The Election Commission has in the past, called for a lifetime ban on politicians that have been convicted under the criminal law. However, its stance on a blanket ban has been largely inconsistent. Such a stringent policy is not unheard of in the Indian law. In the judiciary and the executive, a person is immediately suspended and is prohibited from holding any office in the future if they are found guilty of a criminal offence. At present, 186 of the 543 members elected to the Lok Sabha have been charged with criminal cases. In a large number of instances, the cases are dropped entirely as the charges have not been proved “beyond reasonable doubt.” Currently, only politicians that have been convicted and sentenced to a jail term of two years or more are barred from participating in elections under the Representation of People Act, 1951. Furthermore, this ban only exists for six years from the date of their release from the prison.  

Tackling the problem

The problem of rapid criminalisation of politics corresponds with the larger problem of a slow judiciary. Thus, the problem lies on two levels: lax laws regarding the participation of convicted politicians in elections and the extensive time taken by the judiciary. The establishment of special courts is bound to solve the latter.
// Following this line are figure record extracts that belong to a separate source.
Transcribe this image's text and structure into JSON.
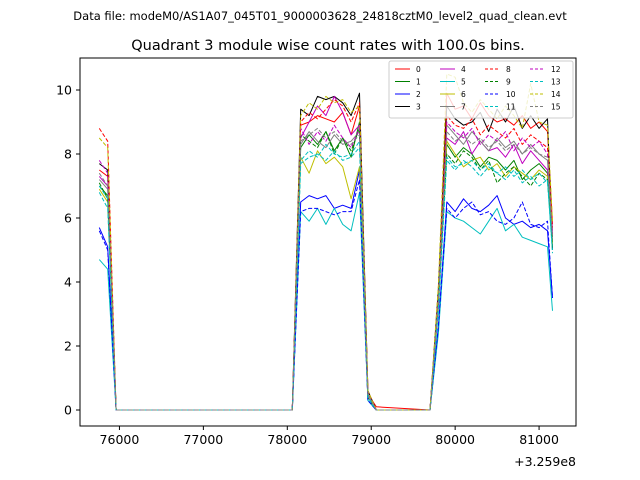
{
  "figure": {
    "suptitle": "Data file: modeM0/AS1A07_045T01_9000003628_24818cztM0_level2_quad_clean.evt"
  },
  "chart_data": {
    "type": "line",
    "title": "Quadrant 3 module wise count rates with 100.0s bins.",
    "xlabel": "",
    "ylabel": "",
    "x_offset_label": "+3.259e8",
    "xlim": [
      75530,
      81440
    ],
    "ylim": [
      -0.5,
      11.0
    ],
    "xticks": [
      76000,
      77000,
      78000,
      79000,
      80000,
      81000
    ],
    "xtick_labels": [
      "76000",
      "77000",
      "78000",
      "79000",
      "80000",
      "81000"
    ],
    "yticks": [
      0,
      2,
      4,
      6,
      8,
      10
    ],
    "ytick_labels": [
      "0",
      "2",
      "4",
      "6",
      "8",
      "10"
    ],
    "legend": {
      "placement": "top-right",
      "columns": 4
    },
    "grid": false,
    "segments": [
      {
        "x": [
          75760,
          75860,
          75960
        ],
        "n_bins_low": 0
      },
      {
        "x": [
          78060,
          78160,
          78260,
          78360,
          78460,
          78560,
          78660,
          78760,
          78860,
          78960,
          79060
        ],
        "n_bins_low": 1
      },
      {
        "x": [
          79700,
          79800,
          79900,
          80000,
          80100,
          80200,
          80300,
          80400,
          80500,
          80600,
          80700,
          80800,
          80900,
          81000,
          81100,
          81160
        ],
        "n_bins_low": 0
      }
    ],
    "zero_span": [
      75960,
      78060
    ],
    "zero_span2": [
      79060,
      79700
    ],
    "series": [
      {
        "name": "0",
        "color": "#ff0000",
        "dash": false,
        "pre": [
          7.5,
          7.3,
          0.0
        ],
        "mid": [
          0.0,
          8.9,
          9.0,
          9.2,
          9.1,
          9.0,
          9.3,
          8.6,
          9.5,
          0.5,
          0.1
        ],
        "post": [
          0.0,
          3.6,
          9.9,
          9.4,
          9.5,
          9.1,
          9.6,
          9.2,
          9.0,
          9.1,
          8.9,
          9.2,
          8.8,
          9.0,
          8.7,
          5.8
        ]
      },
      {
        "name": "1",
        "color": "#008000",
        "dash": false,
        "pre": [
          7.0,
          6.7,
          0.0
        ],
        "mid": [
          0.0,
          8.2,
          8.6,
          8.3,
          8.7,
          8.1,
          8.5,
          7.9,
          9.0,
          0.4,
          0.0
        ],
        "post": [
          0.0,
          3.3,
          8.3,
          7.9,
          8.2,
          8.0,
          7.6,
          7.9,
          7.8,
          7.5,
          7.8,
          7.2,
          7.5,
          7.7,
          7.4,
          5.4
        ]
      },
      {
        "name": "2",
        "color": "#0000ff",
        "dash": false,
        "pre": [
          5.7,
          5.1,
          0.0
        ],
        "mid": [
          0.0,
          6.5,
          6.7,
          6.6,
          6.7,
          6.3,
          6.4,
          6.3,
          7.5,
          0.3,
          0.0
        ],
        "post": [
          0.0,
          2.6,
          6.5,
          6.2,
          6.6,
          6.3,
          6.2,
          6.4,
          6.7,
          6.0,
          5.8,
          5.9,
          5.7,
          5.8,
          5.6,
          3.5
        ]
      },
      {
        "name": "3",
        "color": "#000000",
        "dash": false,
        "pre": [
          7.7,
          7.5,
          0.0
        ],
        "mid": [
          0.0,
          9.4,
          9.2,
          9.8,
          9.7,
          9.8,
          9.6,
          9.2,
          9.9,
          0.6,
          0.0
        ],
        "post": [
          0.0,
          3.8,
          9.5,
          9.1,
          8.9,
          9.0,
          9.3,
          8.7,
          9.4,
          9.0,
          9.5,
          8.8,
          9.2,
          8.8,
          9.1,
          5.0
        ]
      },
      {
        "name": "4",
        "color": "#bf00bf",
        "dash": false,
        "pre": [
          7.3,
          7.0,
          0.0
        ],
        "mid": [
          0.0,
          8.5,
          9.0,
          9.5,
          9.2,
          9.8,
          9.3,
          8.6,
          8.9,
          0.5,
          0.0
        ],
        "post": [
          0.0,
          3.5,
          8.5,
          8.3,
          8.7,
          8.0,
          8.4,
          8.1,
          8.2,
          7.9,
          8.3,
          7.7,
          8.1,
          7.8,
          7.5,
          5.6
        ]
      },
      {
        "name": "5",
        "color": "#00bfbf",
        "dash": false,
        "pre": [
          4.7,
          4.4,
          0.0
        ],
        "mid": [
          0.0,
          6.2,
          5.9,
          6.3,
          5.8,
          6.3,
          5.8,
          5.6,
          6.8,
          0.3,
          0.0
        ],
        "post": [
          0.0,
          2.4,
          6.2,
          6.0,
          5.9,
          5.7,
          5.5,
          5.9,
          6.3,
          5.6,
          5.8,
          5.4,
          5.3,
          5.2,
          5.1,
          3.1
        ]
      },
      {
        "name": "6",
        "color": "#bfbf00",
        "dash": false,
        "pre": [
          6.9,
          6.5,
          0.0
        ],
        "mid": [
          0.0,
          7.9,
          7.4,
          8.1,
          7.7,
          7.9,
          7.6,
          6.6,
          7.6,
          0.4,
          0.0
        ],
        "post": [
          0.0,
          3.2,
          8.4,
          8.0,
          7.6,
          7.8,
          7.9,
          7.5,
          7.7,
          7.3,
          7.6,
          7.4,
          7.2,
          7.5,
          7.3,
          5.2
        ]
      },
      {
        "name": "7",
        "color": "#808080",
        "dash": false,
        "pre": [
          7.2,
          6.9,
          0.0
        ],
        "mid": [
          0.0,
          8.3,
          8.7,
          8.4,
          8.2,
          8.6,
          8.3,
          8.4,
          8.7,
          0.5,
          0.0
        ],
        "post": [
          0.0,
          3.4,
          8.9,
          8.6,
          8.3,
          8.7,
          8.4,
          8.1,
          8.5,
          8.2,
          8.4,
          8.0,
          8.3,
          8.0,
          7.8,
          5.3
        ]
      },
      {
        "name": "8",
        "color": "#ff0000",
        "dash": true,
        "pre": [
          8.8,
          8.4,
          0.0
        ],
        "mid": [
          0.0,
          9.0,
          9.3,
          9.1,
          9.4,
          9.7,
          9.5,
          9.0,
          9.6,
          0.6,
          0.0
        ],
        "post": [
          0.0,
          3.7,
          9.2,
          8.9,
          8.8,
          9.1,
          8.6,
          8.9,
          8.7,
          8.5,
          8.8,
          8.3,
          8.6,
          8.4,
          8.2,
          5.7
        ]
      },
      {
        "name": "9",
        "color": "#008000",
        "dash": true,
        "pre": [
          7.1,
          6.6,
          0.0
        ],
        "mid": [
          0.0,
          8.6,
          8.4,
          8.2,
          8.7,
          8.0,
          8.5,
          8.1,
          8.8,
          0.4,
          0.0
        ],
        "post": [
          0.0,
          3.3,
          8.0,
          7.7,
          8.1,
          7.9,
          7.5,
          7.8,
          7.1,
          7.4,
          7.6,
          7.3,
          7.0,
          7.4,
          7.2,
          5.1
        ]
      },
      {
        "name": "10",
        "color": "#0000ff",
        "dash": true,
        "pre": [
          5.6,
          5.0,
          0.0
        ],
        "mid": [
          0.0,
          6.2,
          6.3,
          6.3,
          6.2,
          6.1,
          6.2,
          6.2,
          7.2,
          0.3,
          0.0
        ],
        "post": [
          0.0,
          2.6,
          6.3,
          6.0,
          6.3,
          6.5,
          6.1,
          6.2,
          5.9,
          5.8,
          6.0,
          6.5,
          5.8,
          5.7,
          5.9,
          3.5
        ]
      },
      {
        "name": "11",
        "color": "#00bfbf",
        "dash": true,
        "pre": [
          7.0,
          6.6,
          0.0
        ],
        "mid": [
          0.0,
          7.8,
          8.1,
          7.9,
          8.3,
          8.0,
          7.9,
          8.0,
          8.4,
          0.4,
          0.0
        ],
        "post": [
          0.0,
          3.2,
          7.9,
          7.6,
          7.7,
          7.8,
          7.5,
          7.7,
          7.4,
          7.6,
          7.3,
          7.5,
          7.2,
          7.4,
          7.1,
          5.0
        ]
      },
      {
        "name": "12",
        "color": "#bf00bf",
        "dash": true,
        "pre": [
          7.8,
          7.4,
          0.0
        ],
        "mid": [
          0.0,
          8.8,
          8.3,
          8.7,
          8.4,
          8.9,
          8.5,
          8.2,
          8.8,
          0.5,
          0.0
        ],
        "post": [
          0.0,
          3.5,
          9.0,
          8.7,
          8.5,
          8.8,
          8.3,
          8.6,
          8.4,
          8.7,
          8.1,
          8.5,
          8.2,
          8.4,
          8.0,
          5.5
        ]
      },
      {
        "name": "13",
        "color": "#00bfbf",
        "dash": true,
        "pre": [
          6.8,
          6.3,
          0.0
        ],
        "mid": [
          0.0,
          7.7,
          7.9,
          8.0,
          7.8,
          8.1,
          7.8,
          7.9,
          8.2,
          0.4,
          0.0
        ],
        "post": [
          0.0,
          3.1,
          7.8,
          7.5,
          7.8,
          7.6,
          7.3,
          7.6,
          7.4,
          7.2,
          7.5,
          7.1,
          7.3,
          7.0,
          7.2,
          4.9
        ]
      },
      {
        "name": "14",
        "color": "#bfbf00",
        "dash": true,
        "pre": [
          8.5,
          8.2,
          0.0
        ],
        "mid": [
          0.0,
          9.2,
          9.6,
          9.4,
          9.8,
          9.6,
          9.7,
          9.3,
          9.5,
          0.6,
          0.0
        ],
        "post": [
          0.0,
          3.9,
          10.5,
          10.4,
          9.6,
          9.3,
          9.7,
          9.4,
          9.1,
          9.5,
          9.2,
          8.8,
          10.2,
          9.0,
          8.9,
          5.9
        ]
      },
      {
        "name": "15",
        "color": "#808080",
        "dash": true,
        "pre": [
          7.4,
          7.0,
          0.0
        ],
        "mid": [
          0.0,
          8.4,
          8.6,
          8.8,
          8.5,
          8.7,
          8.4,
          8.3,
          8.6,
          0.5,
          0.0
        ],
        "post": [
          0.0,
          3.4,
          8.7,
          8.4,
          8.6,
          8.3,
          8.5,
          8.2,
          8.4,
          8.1,
          8.3,
          8.0,
          8.2,
          8.0,
          7.9,
          5.4
        ]
      }
    ]
  }
}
Most politicians continue to participate in elections despite ongoing cases or pending trials. Fast track courts, if implemented properly, shall ensure that legally ambiguous candidates do not become a part of the legislature. Moreover, these special courts are expected to function as normal courts once their cases have been disposed off, reducing the burden on the judiciary. While a mechanism such as speedy courts will no doubt aid in the initial vetting of candidates, the overarching problem remains the same. The government needs to reconsider its laws regarding convicted politicians. In particular, the idea of a lifetime ban needs to be observed and its feasibility and implementation need to be debated upon.  The government, however, might possibly be running out of time. With the Supreme Court taking an active interest in this issue, one wonders if a judicial review is on the cards.